As cercas de madeira delimitam um grande campo onde uma manada de ovelhas e cabras pastam. Centenas de reses, com suas crias, gritam quando o amanhecer se pronuncia. Os libertos levam os grãos sovados para alimentar as criaturas.

A falta que os grãos fariam é compensada pela carne tenra que o curral lhes oferece, sem esforço, sem caçada.

— Isso não está certo. — Had'm se manifesta.

— Por que, homem? — Yi'v vira os olhos ao encontro do companheiro.

— Tæ'th não aprova isso... Os homens devem obter sua caça.

— E não está obtendo?

— Não, mulher... Isso é errado. Não há luta, não há virtude, não há honra.

— Você entende? Perde a força o homem que não abate o animal? É isso?

— É isso.

— Sempre pode ir para o bosque em busca de um porco.

— Se temos carne aqui sem esforço, que homens irão comigo?

— Nunca supus que isso lhe importasse — Yi'v responde com um olhar de reprovação.

— Estás certa. — Had'm sorri, um fino sorriso em seus lábios. — Tiraste nosso trabalho, nossa caçada. Tirarás o quê em seguida? Nossa serpente?

— A serpente tem estado longe... Gai'ah comanda nossos campos e nossa gente. Todos lhe prestam honras. Cuidado com seus desejos.

Had'm fecha seu semblante. Entendeu que o poder que emana de Yi'v agora é muito superior ao seu. Após a rebelião acreditou que seria o líder de seu povo, porém, o milagre de Yi'v, a comida para o povo faminto, uma demonstração inconteste do poder de Gai'ah. O povo a segue sem hesitação.

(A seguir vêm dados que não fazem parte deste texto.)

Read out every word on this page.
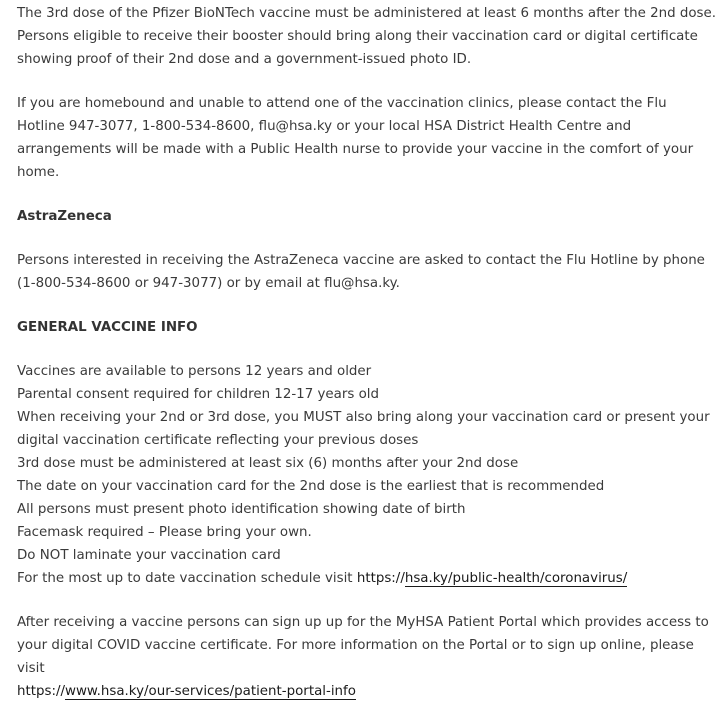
The 3rd dose of the Pfizer BioNTech vaccine must be administered at least 6 months after the 2nd dose. Persons eligible to receive their booster should bring along their vaccination card or digital certificate showing proof of their 2nd dose and a government-issued photo ID.

If you are homebound and unable to attend one of the vaccination clinics, please contact the Flu Hotline 947-3077, 1-800-534-8600, flu@hsa.ky or your local HSA District Health Centre and arrangements will be made with a Public Health nurse to provide your vaccine in the comfort of your home.

AstraZeneca

Persons interested in receiving the AstraZeneca vaccine are asked to contact the Flu Hotline by phone (1-800-534-8600 or 947-3077) or by email at flu@hsa.ky.

GENERAL VACCINE INFO
Vaccines are available to persons 12 years and older
Parental consent required for children 12-17 years old
When receiving your 2nd or 3rd dose, you MUST also bring along your vaccination card or present your digital vaccination certificate reflecting your previous doses
3rd dose must be administered at least six (6) months after your 2nd dose
The date on your vaccination card for the 2nd dose is the earliest that is recommended
All persons must present photo identification showing date of birth
Facemask required – Please bring your own.
Do NOT laminate your vaccination card
For the most up to date vaccination schedule visit https://hsa.ky/public-health/coronavirus/

After receiving a vaccine persons can sign up up for the MyHSA Patient Portal which provides access to your digital COVID vaccine certificate. For more information on the Portal or to sign up online, please visit
https://www.hsa.ky/our-services/patient-portal-info
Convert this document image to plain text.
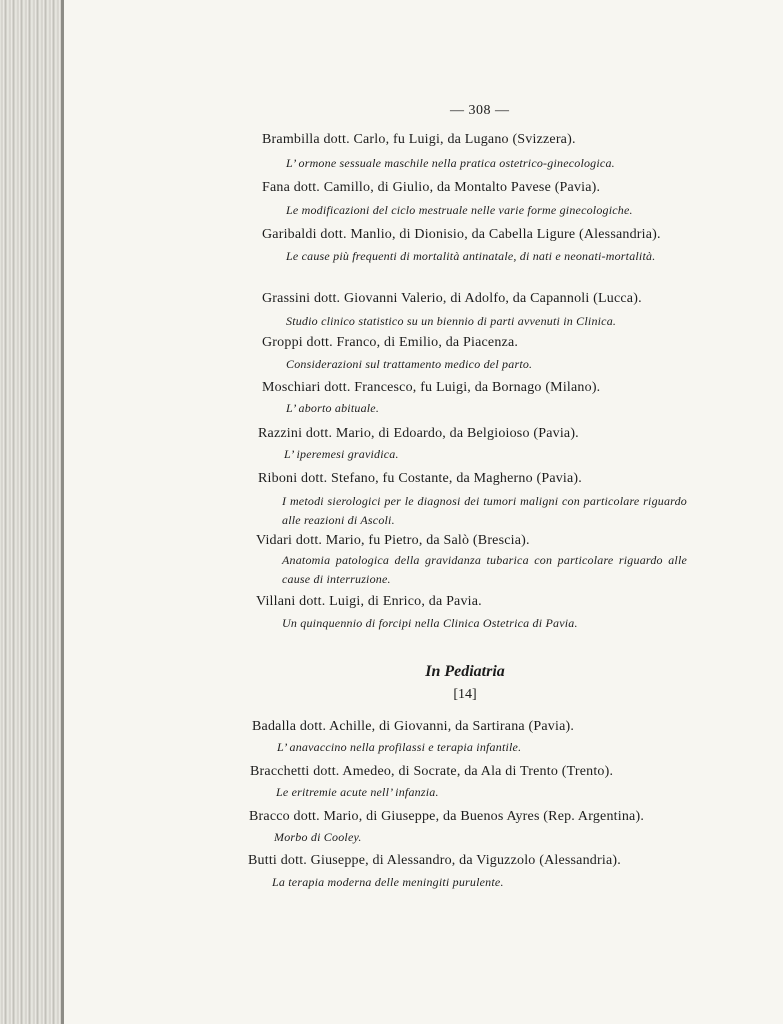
— 308 —
Brambilla dott. Carlo, fu Luigi, da Lugano (Svizzera).
L’ ormone sessuale maschile nella pratica ostetrico-ginecologica.
Fana dott. Camillo, di Giulio, da Montalto Pavese (Pavia).
Le modificazioni del ciclo mestruale nelle varie forme ginecologiche.
Garibaldi dott. Manlio, di Dionisio, da Cabella Ligure (Alessandria).
Le cause più frequenti di mortalità antinatale, di nati e neonati-mortalità.
Grassini dott. Giovanni Valerio, di Adolfo, da Capannoli (Lucca).
Studio clinico statistico su un biennio di parti avvenuti in Clinica.
Groppi dott. Franco, di Emilio, da Piacenza.
Considerazioni sul trattamento medico del parto.
Moschiari dott. Francesco, fu Luigi, da Bornago (Milano).
L’ aborto abituale.
Razzini dott. Mario, di Edoardo, da Belgioioso (Pavia).
L’ iperemesi gravidica.
Riboni dott. Stefano, fu Costante, da Magherno (Pavia).
I metodi sierologici per le diagnosi dei tumori maligni con particolare riguardo alle reazioni di Ascoli.
Vidari dott. Mario, fu Pietro, da Salò (Brescia).
Anatomia patologica della gravidanza tubarica con particolare riguardo alle cause di interruzione.
Villani dott. Luigi, di Enrico, da Pavia.
Un quinquennio di forcipi nella Clinica Ostetrica di Pavia.
In Pediatria
[14]
Badalla dott. Achille, di Giovanni, da Sartirana (Pavia).
L’ anavaccino nella profilassi e terapia infantile.
Bracchetti dott. Amedeo, di Socrate, da Ala di Trento (Trento).
Le eritremie acute nell’ infanzia.
Bracco dott. Mario, di Giuseppe, da Buenos Ayres (Rep. Argentina).
Morbo di Cooley.
Butti dott. Giuseppe, di Alessandro, da Viguzzolo (Alessandria).
La terapia moderna delle meningiti purulente.
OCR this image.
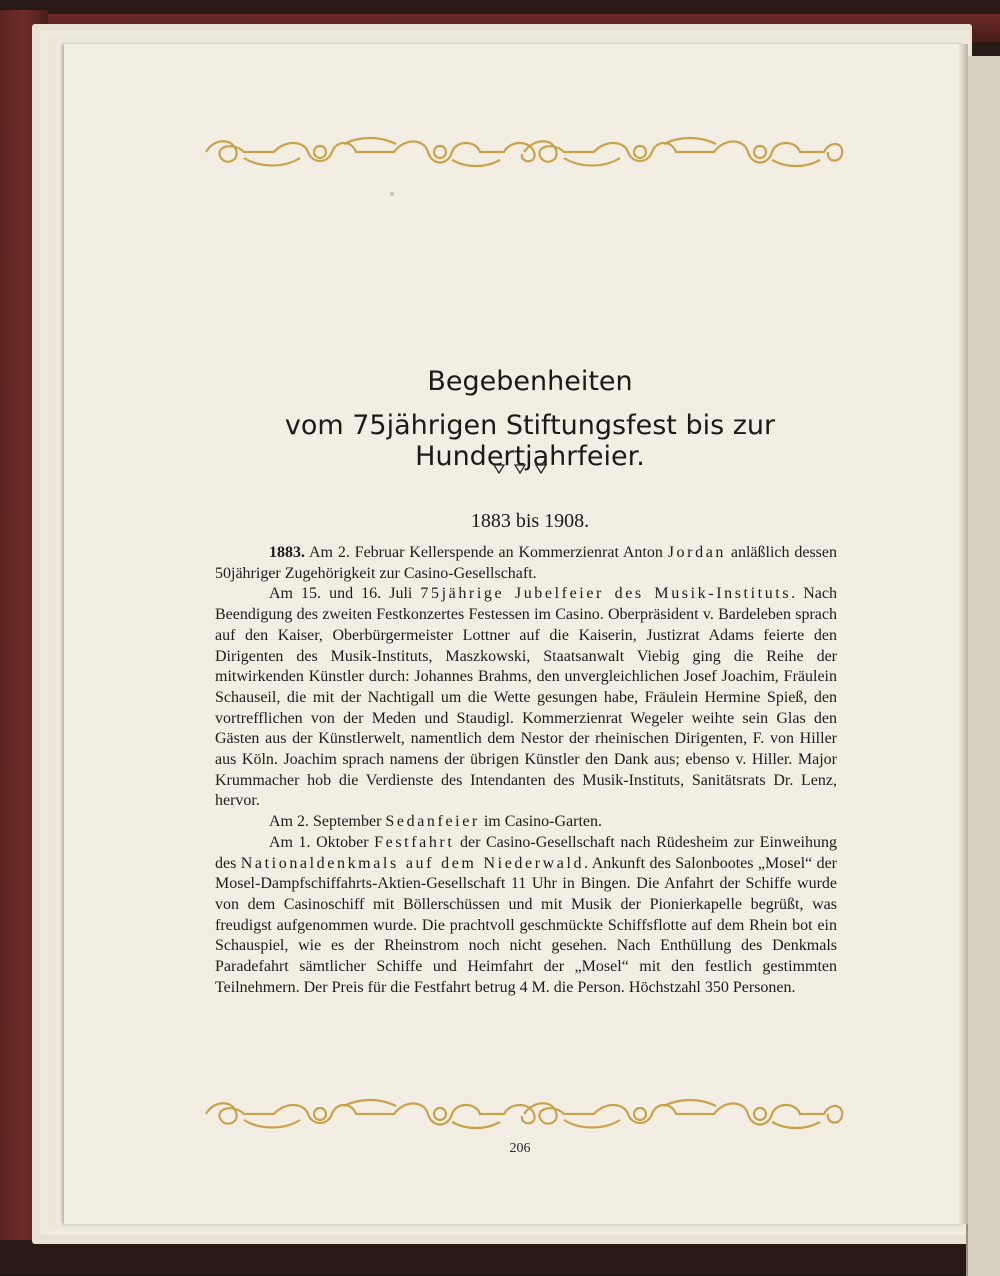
Begebenheiten
vom 75jährigen Stiftungsfest bis zur Hundertjahrfeier.
1883 bis 1908.

1883. Am 2. Februar Kellerspende an Kommerzienrat Anton Jordan anläßlich dessen 50jähriger Zugehörigkeit zur Casino-Gesellschaft.

Am 15. und 16. Juli 75jährige Jubelfeier des Musik-Instituts. Nach Beendigung des zweiten Festkonzertes Festessen im Casino. Oberpräsident v. Bardeleben sprach auf den Kaiser, Oberbürgermeister Lottner auf die Kaiserin, Justizrat Adams feierte den Dirigenten des Musik-Instituts, Maszkowski, Staatsanwalt Viebig ging die Reihe der mitwirkenden Künstler durch: Johannes Brahms, den unvergleichlichen Josef Joachim, Fräulein Schauseil, die mit der Nachtigall um die Wette gesungen habe, Fräulein Hermine Spieß, den vortrefflichen von der Meden und Staudigl. Kommerzienrat Wegeler weihte sein Glas den Gästen aus der Künstlerwelt, namentlich dem Nestor der rheinischen Dirigenten, F. von Hiller aus Köln. Joachim sprach namens der übrigen Künstler den Dank aus; ebenso v. Hiller. Major Krummacher hob die Verdienste des Intendanten des Musik-Instituts, Sanitätsrats Dr. Lenz, hervor.

Am 2. September Sedanfeier im Casino-Garten.

Am 1. Oktober Festfahrt der Casino-Gesellschaft nach Rüdesheim zur Einweihung des Nationaldenkmals auf dem Niederwald. Ankunft des Salonbootes „Mosel“ der Mosel-Dampfschiffahrts-Aktien-Gesellschaft 11 Uhr in Bingen. Die Anfahrt der Schiffe wurde von dem Casinoschiff mit Böllerschüssen und mit Musik der Pionierkapelle begrüßt, was freudigst aufgenommen wurde. Die prachtvoll geschmückte Schiffsflotte auf dem Rhein bot ein Schauspiel, wie es der Rheinstrom noch nicht gesehen. Nach Enthüllung des Denkmals Paradefahrt sämtlicher Schiffe und Heimfahrt der „Mosel“ mit den festlich gestimmten Teilnehmern. Der Preis für die Festfahrt betrug 4 M. die Person. Höchstzahl 350 Personen.

206
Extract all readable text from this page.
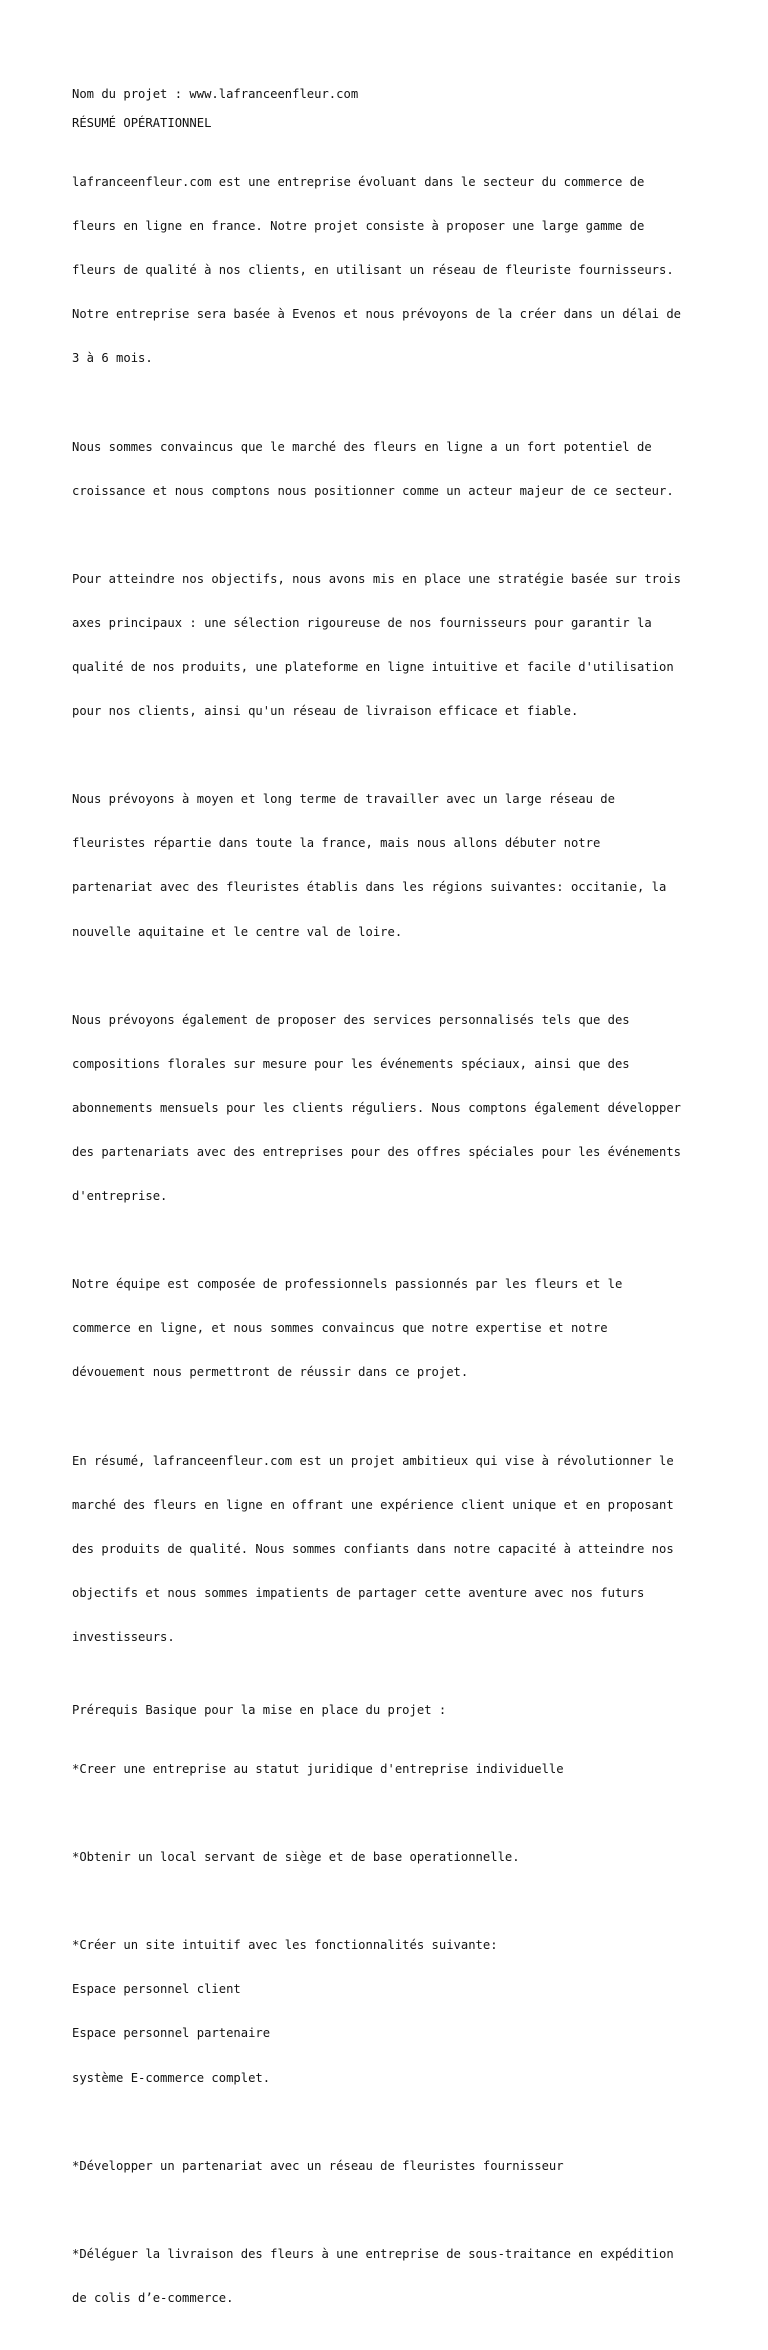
Nom du projet : www.lafranceenfleur.com

RÉSUMÉ OPÉRATIONNEL

lafranceenfleur.com est une entreprise évoluant dans le secteur du commerce de

fleurs en ligne en france. Notre projet consiste à proposer une large gamme de

fleurs de qualité à nos clients, en utilisant un réseau de fleuriste fournisseurs.

Notre entreprise sera basée à Evenos et nous prévoyons de la créer dans un délai de

3 à 6 mois.

Nous sommes convaincus que le marché des fleurs en ligne a un fort potentiel de

croissance et nous comptons nous positionner comme un acteur majeur de ce secteur.

Pour atteindre nos objectifs, nous avons mis en place une stratégie basée sur trois

axes principaux : une sélection rigoureuse de nos fournisseurs pour garantir la

qualité de nos produits, une plateforme en ligne intuitive et facile d'utilisation

pour nos clients, ainsi qu'un réseau de livraison efficace et fiable.

Nous prévoyons à moyen et long terme de travailler avec un large réseau de

fleuristes répartie dans toute la france, mais nous allons débuter notre

partenariat avec des fleuristes établis dans les régions suivantes: occitanie, la

nouvelle aquitaine et le centre val de loire.

Nous prévoyons également de proposer des services personnalisés tels que des

compositions florales sur mesure pour les événements spéciaux, ainsi que des

abonnements mensuels pour les clients réguliers. Nous comptons également développer

des partenariats avec des entreprises pour des offres spéciales pour les événements

d'entreprise.

Notre équipe est composée de professionnels passionnés par les fleurs et le

commerce en ligne, et nous sommes convaincus que notre expertise et notre

dévouement nous permettront de réussir dans ce projet.

En résumé, lafranceenfleur.com est un projet ambitieux qui vise à révolutionner le

marché des fleurs en ligne en offrant une expérience client unique et en proposant

des produits de qualité. Nous sommes confiants dans notre capacité à atteindre nos

objectifs et nous sommes impatients de partager cette aventure avec nos futurs

investisseurs.

Prérequis Basique pour la mise en place du projet :

*Creer une entreprise au statut juridique d'entreprise individuelle

*Obtenir un local servant de siège et de base operationnelle.

*Créer un site intuitif avec les fonctionnalités suivante:

Espace personnel client

Espace personnel partenaire

système E-commerce complet.

*Développer un partenariat avec un réseau de fleuristes fournisseur

*Déléguer la livraison des fleurs à une entreprise de sous-traitance en expédition

de colis d’e-commerce.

A construção está praticamente pronta. A tribo estabelecida à beira do rio, há anos constrói um grande salão em homenagem à deusa. As paredes de barro e paus trançados, cobertas pelo teto de palha de trigo, abrigam a imagem da deusa sagrada. A deusa que lhe alimentou e continua a alimentar. A deusa de Yi'v.